The EEOC's suit, brought under Title VII of the Civil Rights Act of 1964 and filed in the U.S. District Court for the Northern District of Texas, Dallas Division (3:10-CV-1903-K), charged that Monarch Dental subjected employees Deanna Chaney and Jan Pawelek to a sexually hostile work environment.  According to the EEOC, a male lead dentist began subjecting dental hygienist Deanna Chaney and dental assistant Jan Pawelek to unwanted sexual conduct shortly after they started working in the defendants' Burleson office.  The EEOC contends that the harassment of Pawelek included unwanted sexual comments, touching her in a sexual manner and making sexual comments about female patients in her presence.  According to the EEOC, Pawelek repeatedly told the dentist to stop his unwanted sexual behavior but he ignored her requests.  The EEOC further alleged that Pawelek complained to management about the lead dentist's harassment, but the company failed to conduct a proper investigation and did not discipline the dentist.

Chaney was also subjected to unwelcome sexual conduct, according to the EEOC, as the dentist told her unsolicited sexual stories, directed unwanted sexual comments to her, touched her breast, attempted to kiss her and made sexual comments about female patients.  According to the EEOC, Chaney also complained to management about the lead dentist's behavior, but no appropriate action was taken to ensure that the harassment ended.  Chaney, unable to further endure the harassment, requested and was given a transfer to a different Monarch location in 2009.  The dentist identified by the women as a harasser ceased to be employed by Monarch last month.

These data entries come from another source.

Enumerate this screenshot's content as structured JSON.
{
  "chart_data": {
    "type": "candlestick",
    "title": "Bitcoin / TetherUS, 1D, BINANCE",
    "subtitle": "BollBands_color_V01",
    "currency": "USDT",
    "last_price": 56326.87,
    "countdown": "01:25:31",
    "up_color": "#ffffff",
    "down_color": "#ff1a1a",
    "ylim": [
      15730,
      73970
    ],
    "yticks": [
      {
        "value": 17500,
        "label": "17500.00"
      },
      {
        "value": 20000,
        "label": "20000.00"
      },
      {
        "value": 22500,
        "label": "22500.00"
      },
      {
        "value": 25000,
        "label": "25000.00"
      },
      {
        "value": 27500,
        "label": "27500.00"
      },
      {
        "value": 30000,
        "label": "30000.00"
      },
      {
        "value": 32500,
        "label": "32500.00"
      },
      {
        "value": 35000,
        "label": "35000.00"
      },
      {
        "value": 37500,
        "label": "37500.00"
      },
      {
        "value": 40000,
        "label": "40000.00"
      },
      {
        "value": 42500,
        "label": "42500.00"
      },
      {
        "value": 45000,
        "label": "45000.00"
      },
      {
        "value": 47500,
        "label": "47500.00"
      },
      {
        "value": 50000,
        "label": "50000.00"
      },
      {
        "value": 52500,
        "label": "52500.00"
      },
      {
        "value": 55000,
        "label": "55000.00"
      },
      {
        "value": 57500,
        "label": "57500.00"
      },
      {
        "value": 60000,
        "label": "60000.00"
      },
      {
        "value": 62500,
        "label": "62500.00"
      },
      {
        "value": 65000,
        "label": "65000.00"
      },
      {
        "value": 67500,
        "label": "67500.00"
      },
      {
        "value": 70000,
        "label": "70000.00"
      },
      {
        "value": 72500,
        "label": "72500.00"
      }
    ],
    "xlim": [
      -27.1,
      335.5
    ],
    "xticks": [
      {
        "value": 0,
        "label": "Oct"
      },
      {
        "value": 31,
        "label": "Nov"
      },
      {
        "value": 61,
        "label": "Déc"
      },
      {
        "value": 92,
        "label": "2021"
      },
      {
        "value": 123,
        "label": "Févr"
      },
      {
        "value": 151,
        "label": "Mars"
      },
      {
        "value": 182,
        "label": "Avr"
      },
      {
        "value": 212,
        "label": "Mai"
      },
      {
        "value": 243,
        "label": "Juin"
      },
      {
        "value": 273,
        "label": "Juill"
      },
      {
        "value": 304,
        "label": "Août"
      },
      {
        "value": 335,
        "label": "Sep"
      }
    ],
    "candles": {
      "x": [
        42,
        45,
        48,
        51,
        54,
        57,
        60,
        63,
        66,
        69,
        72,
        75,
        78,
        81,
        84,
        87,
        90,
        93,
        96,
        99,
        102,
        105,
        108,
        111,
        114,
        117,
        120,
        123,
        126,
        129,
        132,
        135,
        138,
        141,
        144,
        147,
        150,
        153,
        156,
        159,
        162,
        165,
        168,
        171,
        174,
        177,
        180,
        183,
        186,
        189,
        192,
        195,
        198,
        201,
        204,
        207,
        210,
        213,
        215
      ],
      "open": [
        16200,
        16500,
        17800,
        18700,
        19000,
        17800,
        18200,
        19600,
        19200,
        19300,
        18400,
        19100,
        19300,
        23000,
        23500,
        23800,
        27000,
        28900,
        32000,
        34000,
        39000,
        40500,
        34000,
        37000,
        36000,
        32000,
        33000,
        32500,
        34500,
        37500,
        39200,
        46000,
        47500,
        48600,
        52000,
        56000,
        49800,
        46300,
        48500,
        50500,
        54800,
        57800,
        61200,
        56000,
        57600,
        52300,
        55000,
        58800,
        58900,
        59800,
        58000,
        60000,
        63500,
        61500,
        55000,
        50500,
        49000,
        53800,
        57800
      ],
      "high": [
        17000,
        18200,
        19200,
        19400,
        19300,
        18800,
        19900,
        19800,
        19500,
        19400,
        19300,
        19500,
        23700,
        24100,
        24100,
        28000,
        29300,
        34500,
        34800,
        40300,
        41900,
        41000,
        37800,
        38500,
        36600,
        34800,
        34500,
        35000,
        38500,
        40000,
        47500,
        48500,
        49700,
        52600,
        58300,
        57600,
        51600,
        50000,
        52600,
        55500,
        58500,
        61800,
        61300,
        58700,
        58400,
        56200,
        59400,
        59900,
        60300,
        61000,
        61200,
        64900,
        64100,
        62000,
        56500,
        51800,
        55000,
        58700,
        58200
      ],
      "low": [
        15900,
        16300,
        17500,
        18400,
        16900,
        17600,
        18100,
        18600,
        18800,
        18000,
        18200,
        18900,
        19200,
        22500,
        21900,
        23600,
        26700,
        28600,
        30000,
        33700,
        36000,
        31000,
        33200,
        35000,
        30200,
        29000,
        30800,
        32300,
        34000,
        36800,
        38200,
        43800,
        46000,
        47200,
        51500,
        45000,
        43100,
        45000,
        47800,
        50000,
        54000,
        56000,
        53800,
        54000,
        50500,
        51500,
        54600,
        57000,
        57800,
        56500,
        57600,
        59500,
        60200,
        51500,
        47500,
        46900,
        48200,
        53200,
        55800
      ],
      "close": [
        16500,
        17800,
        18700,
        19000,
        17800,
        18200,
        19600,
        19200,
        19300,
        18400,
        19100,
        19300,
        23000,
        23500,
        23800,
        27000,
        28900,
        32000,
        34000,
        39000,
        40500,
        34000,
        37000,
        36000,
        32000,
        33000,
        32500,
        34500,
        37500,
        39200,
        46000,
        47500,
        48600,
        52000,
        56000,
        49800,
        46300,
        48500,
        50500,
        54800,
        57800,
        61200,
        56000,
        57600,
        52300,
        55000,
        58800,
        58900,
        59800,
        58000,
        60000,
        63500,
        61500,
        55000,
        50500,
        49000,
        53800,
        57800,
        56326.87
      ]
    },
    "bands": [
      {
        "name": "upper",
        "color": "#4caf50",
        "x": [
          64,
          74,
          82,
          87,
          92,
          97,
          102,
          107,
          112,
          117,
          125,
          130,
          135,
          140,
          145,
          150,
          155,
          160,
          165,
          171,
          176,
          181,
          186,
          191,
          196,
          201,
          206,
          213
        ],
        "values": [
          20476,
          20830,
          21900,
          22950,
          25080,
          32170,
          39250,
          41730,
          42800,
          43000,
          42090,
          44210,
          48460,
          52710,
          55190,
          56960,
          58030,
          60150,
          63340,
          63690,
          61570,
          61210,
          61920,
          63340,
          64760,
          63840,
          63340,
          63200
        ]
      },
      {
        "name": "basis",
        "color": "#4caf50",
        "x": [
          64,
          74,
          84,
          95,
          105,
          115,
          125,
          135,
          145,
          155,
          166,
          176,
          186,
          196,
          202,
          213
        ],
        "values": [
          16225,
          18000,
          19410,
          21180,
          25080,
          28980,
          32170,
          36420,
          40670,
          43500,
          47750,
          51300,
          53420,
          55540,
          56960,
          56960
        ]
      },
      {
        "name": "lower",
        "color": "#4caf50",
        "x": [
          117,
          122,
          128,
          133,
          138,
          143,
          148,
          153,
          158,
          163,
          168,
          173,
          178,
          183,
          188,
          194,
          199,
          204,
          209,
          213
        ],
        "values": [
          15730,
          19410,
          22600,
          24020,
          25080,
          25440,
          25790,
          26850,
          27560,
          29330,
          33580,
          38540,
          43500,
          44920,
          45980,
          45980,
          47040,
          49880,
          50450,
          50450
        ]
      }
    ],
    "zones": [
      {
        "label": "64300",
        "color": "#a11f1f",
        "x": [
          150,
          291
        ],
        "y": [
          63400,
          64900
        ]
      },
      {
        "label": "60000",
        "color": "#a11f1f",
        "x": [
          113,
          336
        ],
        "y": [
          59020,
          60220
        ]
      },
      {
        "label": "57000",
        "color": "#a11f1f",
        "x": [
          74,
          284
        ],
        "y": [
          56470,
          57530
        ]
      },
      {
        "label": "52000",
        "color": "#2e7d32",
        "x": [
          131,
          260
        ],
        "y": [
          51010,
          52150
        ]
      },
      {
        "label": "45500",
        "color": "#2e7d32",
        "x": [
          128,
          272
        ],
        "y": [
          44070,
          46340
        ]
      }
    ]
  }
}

"My goal from the beginning was to have Monarch place importance on having a harassment-free work environment and to give employees a way to report harassment," said Chaney.  "I am happy that this settlement will result in Monarch taking seriously complaints of sexual harassment made by employees." 

Pawelek added, "I wish I had never experienced the harassment, but with this settlement, I have peace of mind knowing that Monarch Dental will have a better work environment for its female employees."

Under the settlement, which was filed by the court as a consent decree, the defendants have agreed to pay Chaney and Pawelek $175,000.  The business will also undergo extensive corrective measures, including training managerial employees at six of their facilities to educate them regarding the law against sexual harassment and the proper procedures on investigations of complaints.  The defendants have also agreed to post a notice to inform employees of their rights under the law.